MTV's New Show Is 'My Super Sweet 16' Meets Prom

by Alaina Urquhart-White

Maybe it is because I am what's considered an "older millennial," but I simply can't understand the phenomenon that is the promposal trend. I just can't imagine having to go through all of the trouble that high school students go through today for potential prom dates. But, not having to go through it and just watching makes it a lot more fun. Luckily, MTV's new reality series, appropriately titled Promposal, follows high school students as they prepare to pull off elaborate asks-to-prom. The show is sort of My Super Sweet 16 meets prom and the premiere episode starts off with a seriously involved promposal setup.

The first episode focuses on high school junior Destini and her plan to ask her boyfriend Damon to prom in a way that will (according to Destini) show all of the girls in her class that he is her man. She comes up with, and actually pulls off, an extravagant pep rally devoted solely to asking him to prom. She has a drumline, cheerleaders, the school dance team, and the entire junior class in attendance. Meanwhile she sings a song to her beloved and then asks him to prom, as banners reading "PROM?" fall from the gymnasium rafters. I can safely say that my high school boyfriend put next to zero effort into his prom invitation. Hell, my husband's marriage proposal wasn't even that flashy.
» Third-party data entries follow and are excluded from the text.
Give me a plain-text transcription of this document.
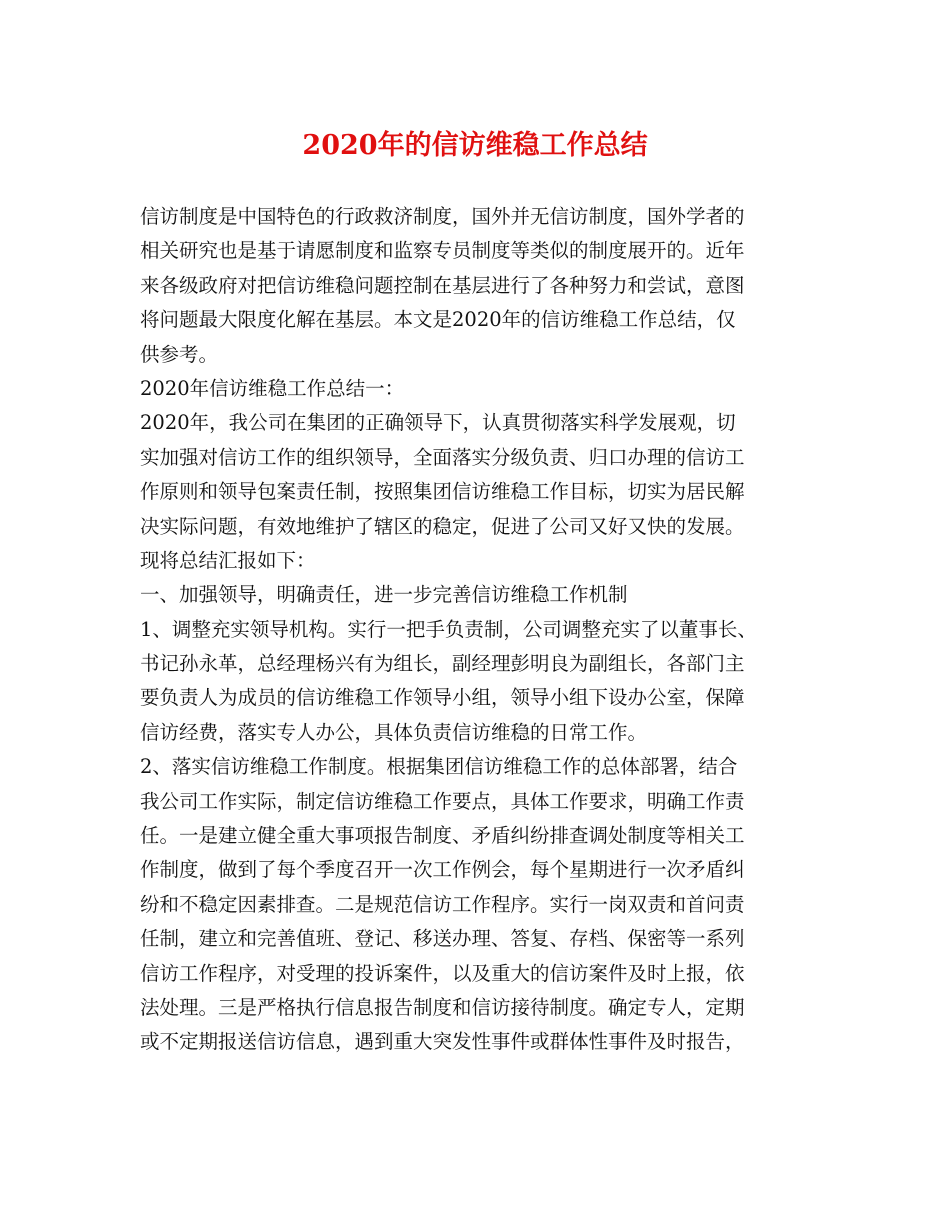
2020年的信访维稳工作总结
信访制度是中国特色的行政救济制度，国外并无信访制度，国外学者的
相关研究也是基于请愿制度和监察专员制度等类似的制度展开的。近年
来各级政府对把信访维稳问题控制在基层进行了各种努力和尝试，意图
将问题最大限度化解在基层。本文是2020年的信访维稳工作总结，仅
供参考。
2020年信访维稳工作总结一：
2020年，我公司在集团的正确领导下，认真贯彻落实科学发展观，切
实加强对信访工作的组织领导，全面落实分级负责、归口办理的信访工
作原则和领导包案责任制，按照集团信访维稳工作目标，切实为居民解
决实际问题，有效地维护了辖区的稳定，促进了公司又好又快的发展。
现将总结汇报如下：
一、加强领导，明确责任，进一步完善信访维稳工作机制
1、调整充实领导机构。实行一把手负责制，公司调整充实了以董事长、
书记孙永革，总经理杨兴有为组长，副经理彭明良为副组长，各部门主
要负责人为成员的信访维稳工作领导小组，领导小组下设办公室，保障
信访经费，落实专人办公，具体负责信访维稳的日常工作。
2、落实信访维稳工作制度。根据集团信访维稳工作的总体部署，结合
我公司工作实际，制定信访维稳工作要点，具体工作要求，明确工作责
任。一是建立健全重大事项报告制度、矛盾纠纷排查调处制度等相关工
作制度，做到了每个季度召开一次工作例会，每个星期进行一次矛盾纠
纷和不稳定因素排查。二是规范信访工作程序。实行一岗双责和首问责
任制，建立和完善值班、登记、移送办理、答复、存档、保密等一系列
信访工作程序，对受理的投诉案件，以及重大的信访案件及时上报，依
法处理。三是严格执行信息报告制度和信访接待制度。确定专人，定期
或不定期报送信访信息，遇到重大突发性事件或群体性事件及时报告，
I am tempted to say that, back in my day, things were much simpler. You see, the earliest that I can remember even seeing something resembling a promposal was freshman year of college during the first season of Laguna Beach in 2004. I remember all of my friends and I being extremely confused when the cast went to great lengths to ask each other to the big dance. There were banners, flowers, and gorilla masks and none of us could relate to it at all. We assumed it was a California thing that us East Coasters just didn't understand.

And, it seems as if the trend didn't start much earlier than Laguna Beach popularized it. According to a Washington Post timeline of the "promposal," the earliest known usage of the term came in 2001, when the Dallas Morning News commented on the unique ways teens were asking each other to the dance.

Now, here we are in 2017 and if your prom invitation doesn't include a skywriter writing "PROM?" across the sky as your date sings a song that he wrote about you, then the whole event is considered a dud. Hasn't this got a little out of hand? Does a school dance really warrant this kind of thing? After all, if you end up getting married later, won't your proposal possibly be kind of disappointing in comparison without the banners, cheerleaders, and school dance team? It just seems like a lot of unnecessary pressure at a time when there is already enough pressure on high school students.

Regardless of your opinion on promposals, they are definitely fascinating. Check out MTV's newest series Promposal airing on Sundays to see the lengths that students go to for their prom dates.